No tenía idea del tiempo transcurrido, pero lo que para él parecían días, podía tratarse muy bien de semanas o tal vez incluso de meses. El tiempo, en su mente embotada transcurría entre momentos de lucidez y espacios donde la negrura se apropiaba de él y en los que perdía el conocimiento.
Un ruido en la puerta de su celda le obligó a abrir los ojos que parecían pesarle como losas de mármol. Fue entonces cuando la vio a ella, a Rosana.
No es más que otra alucinación, pensó, pero al verla acercarse hasta él y sentir sus manos acariciarle, comprendió que esta vez era muy real.

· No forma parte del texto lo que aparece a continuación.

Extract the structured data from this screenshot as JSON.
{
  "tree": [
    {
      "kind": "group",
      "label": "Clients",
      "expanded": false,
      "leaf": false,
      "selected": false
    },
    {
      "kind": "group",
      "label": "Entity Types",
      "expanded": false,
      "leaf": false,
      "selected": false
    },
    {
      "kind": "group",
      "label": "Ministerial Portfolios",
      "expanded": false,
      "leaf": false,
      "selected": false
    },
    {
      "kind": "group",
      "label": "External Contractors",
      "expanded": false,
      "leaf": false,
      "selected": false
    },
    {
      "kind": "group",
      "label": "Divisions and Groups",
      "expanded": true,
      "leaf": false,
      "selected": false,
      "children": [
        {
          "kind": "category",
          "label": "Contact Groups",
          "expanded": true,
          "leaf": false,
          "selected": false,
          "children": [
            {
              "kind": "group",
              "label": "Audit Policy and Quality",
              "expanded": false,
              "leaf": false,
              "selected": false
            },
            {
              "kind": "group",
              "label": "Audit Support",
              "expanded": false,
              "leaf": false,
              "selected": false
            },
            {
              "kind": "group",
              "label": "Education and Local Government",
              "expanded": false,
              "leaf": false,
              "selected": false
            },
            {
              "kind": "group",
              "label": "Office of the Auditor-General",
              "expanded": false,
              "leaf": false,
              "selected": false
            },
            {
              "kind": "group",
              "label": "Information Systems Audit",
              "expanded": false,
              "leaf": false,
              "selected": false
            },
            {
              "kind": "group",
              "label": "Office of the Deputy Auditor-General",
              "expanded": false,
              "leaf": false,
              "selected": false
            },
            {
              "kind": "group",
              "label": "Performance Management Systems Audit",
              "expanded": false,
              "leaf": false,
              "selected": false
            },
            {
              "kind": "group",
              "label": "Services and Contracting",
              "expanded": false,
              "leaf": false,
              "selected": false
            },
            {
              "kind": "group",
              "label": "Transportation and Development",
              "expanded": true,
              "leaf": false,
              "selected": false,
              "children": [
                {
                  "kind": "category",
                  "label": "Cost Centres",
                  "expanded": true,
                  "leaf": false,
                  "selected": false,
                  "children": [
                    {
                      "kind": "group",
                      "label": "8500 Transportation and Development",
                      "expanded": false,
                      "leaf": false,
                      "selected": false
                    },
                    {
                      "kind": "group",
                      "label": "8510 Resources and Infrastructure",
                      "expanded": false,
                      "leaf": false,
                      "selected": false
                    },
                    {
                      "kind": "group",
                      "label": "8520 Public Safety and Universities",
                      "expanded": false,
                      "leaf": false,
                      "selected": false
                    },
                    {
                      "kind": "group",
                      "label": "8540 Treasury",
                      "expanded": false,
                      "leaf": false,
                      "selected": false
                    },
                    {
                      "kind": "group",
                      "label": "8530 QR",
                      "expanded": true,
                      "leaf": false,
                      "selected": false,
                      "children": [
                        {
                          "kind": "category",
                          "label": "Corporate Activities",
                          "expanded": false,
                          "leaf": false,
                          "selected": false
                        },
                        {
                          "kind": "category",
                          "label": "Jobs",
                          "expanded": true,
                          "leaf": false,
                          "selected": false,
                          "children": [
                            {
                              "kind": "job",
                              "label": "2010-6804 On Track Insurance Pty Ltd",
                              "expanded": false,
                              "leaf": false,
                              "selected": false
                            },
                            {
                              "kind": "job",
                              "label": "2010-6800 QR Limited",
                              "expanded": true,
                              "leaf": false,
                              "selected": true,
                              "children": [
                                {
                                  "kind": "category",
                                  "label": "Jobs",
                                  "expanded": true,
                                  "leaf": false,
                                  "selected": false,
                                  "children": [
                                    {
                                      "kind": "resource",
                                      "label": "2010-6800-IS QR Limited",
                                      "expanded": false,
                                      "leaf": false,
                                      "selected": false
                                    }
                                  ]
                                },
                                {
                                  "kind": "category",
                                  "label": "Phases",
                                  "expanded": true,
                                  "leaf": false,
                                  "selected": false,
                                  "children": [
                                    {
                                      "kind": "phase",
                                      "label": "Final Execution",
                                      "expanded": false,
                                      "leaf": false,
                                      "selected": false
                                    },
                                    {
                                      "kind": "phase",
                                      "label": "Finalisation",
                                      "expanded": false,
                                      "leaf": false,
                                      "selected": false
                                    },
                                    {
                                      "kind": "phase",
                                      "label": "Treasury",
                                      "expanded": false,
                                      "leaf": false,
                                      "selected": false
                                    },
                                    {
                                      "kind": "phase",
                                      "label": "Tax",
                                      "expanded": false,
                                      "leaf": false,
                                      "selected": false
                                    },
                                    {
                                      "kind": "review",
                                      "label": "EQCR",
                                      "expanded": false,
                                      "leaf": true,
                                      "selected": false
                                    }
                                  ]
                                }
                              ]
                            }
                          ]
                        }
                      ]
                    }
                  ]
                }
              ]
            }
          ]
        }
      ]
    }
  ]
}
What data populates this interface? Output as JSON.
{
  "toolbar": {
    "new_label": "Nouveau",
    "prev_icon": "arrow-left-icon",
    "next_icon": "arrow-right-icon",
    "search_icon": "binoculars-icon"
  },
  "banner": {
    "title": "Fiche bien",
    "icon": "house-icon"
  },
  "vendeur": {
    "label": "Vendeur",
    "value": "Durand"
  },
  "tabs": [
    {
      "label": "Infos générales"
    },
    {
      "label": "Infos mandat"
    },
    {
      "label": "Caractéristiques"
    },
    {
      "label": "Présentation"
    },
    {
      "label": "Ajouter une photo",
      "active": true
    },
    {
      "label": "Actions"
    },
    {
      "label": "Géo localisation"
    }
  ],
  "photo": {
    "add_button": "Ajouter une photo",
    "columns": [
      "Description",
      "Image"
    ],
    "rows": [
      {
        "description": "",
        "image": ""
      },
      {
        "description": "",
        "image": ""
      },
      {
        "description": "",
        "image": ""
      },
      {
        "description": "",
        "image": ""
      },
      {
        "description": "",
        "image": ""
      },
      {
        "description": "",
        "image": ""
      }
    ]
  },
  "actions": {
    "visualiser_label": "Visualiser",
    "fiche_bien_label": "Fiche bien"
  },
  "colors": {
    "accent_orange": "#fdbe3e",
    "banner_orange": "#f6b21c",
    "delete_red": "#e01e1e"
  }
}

—¡Dios mio! Diego, estás ardiendo.
—Me alegro de verte, pensé que ya nunca podría contemplarte de nuevo —dijo el joven.
—¡Estás enfermo! Estos canallas te han torturado.
—Me encuentro bien ahora que estás a mi lado...
—Te sacaré de aquí, Diego. Aunque sea lo último que haga en mi vida.
—No te dejarán. Debes olvidarte de mí, Rosana. Yo estoy acabado... —Diego sentía que sus fuerzas le fallaban por momentos.
Rosana apretó con fuerza los puños y sacó un frasco que traía y en el que había elaborado la pócima que le entregó el galeno.
—Bebe, Diego —le dijo mientras le hacía tragar hasta la última gota de aquel brebaje.
Diego la miró a los ojos y ella le sonrió.
—Adiós, amor mio.
La luz pareció apagarse en los ojos de Diego y cuando quiso hablar supo que nunca más podría hacerlo. Después su corazón dejó de latir.